One of the most contentious issues is the investor-state dispute settlement obligations contained in Chapter 11 of NAFTA. Chapter 11 allows corporations or individuals to sue Mexico, Canada or the United States for compensation when actions were taken by those governments (or by those for whom they are responsible at international law, such as provincial, state, or municipal governments) violate international law. And, under the Chapter 11, Canada is the most frequently sued country under NAFTA. According to the Canadian Labour Congress (CL) (Congrès du travail du Canada), Chapter 11 is eroding democracy, undermining environmental regulations, and discouraging public interest policymaking. Hence, CLC is calling for abolishing this particular chapter. 

In the past, U.S. has repeatedly challenged Canada through World Trade Organization and NAFTA tribunals over softwood lumber industry trade, and both tribunals have ruled in favor of Canada.  Most of these disputes have been litigated before Chapter 19 panels (another contentious chapter within NAFTA framework). Current rules for bilateral trade in softwood lumber between our two nations are fair, despite protestations from the U.S. lumber industry.
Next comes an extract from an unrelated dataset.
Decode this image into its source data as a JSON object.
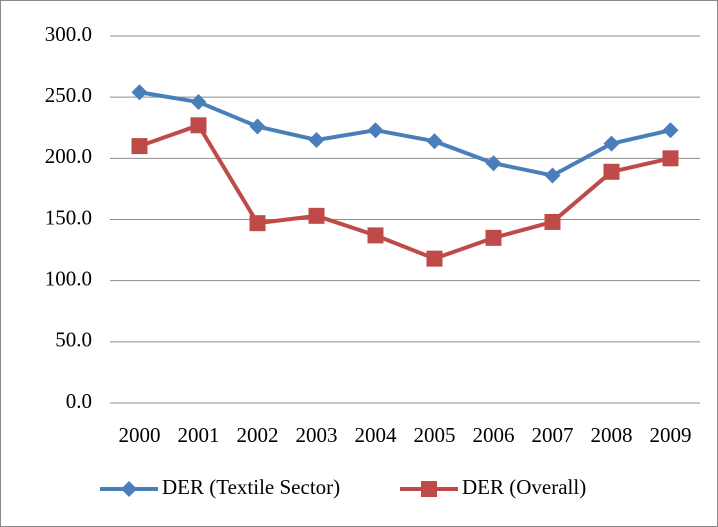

The Canada-U.S. Softwood Lumber Agreement (SLA) expired in 2015, and there is concern that the U.S. Government will pursue industry-led changes that would be detrimental to the Canadian industry. The Canadian government must ensure that forestry workers in Canada are protected and that any new agreement struck (whether inside or outside of the NAFTA) upholds the rules that maintain a level playing field across borders.

Expected Outcomes:

The U.S. has a daunting task ahead along with Mexico and Canada getting this deal right. Either way, U.S. credibility is already being questioned. It's a plain fact, NAFTA talks are inseparable from politics. Mexico has presidential elections scheduled to be held on July 1, 2018, which eventually reduces the chances for Mexican leaders (including the negotiators) to concede anything to Washington. On top of that, the upcoming U.S. congressional midterm elections (scheduled to be held in the fall of 2018) will create another hurdle for NAFTA. The on-going engagement between the respective partners are into a critical phase and it's utterly important for all the three countries to reach a mutually acceptable conclusion for the better good.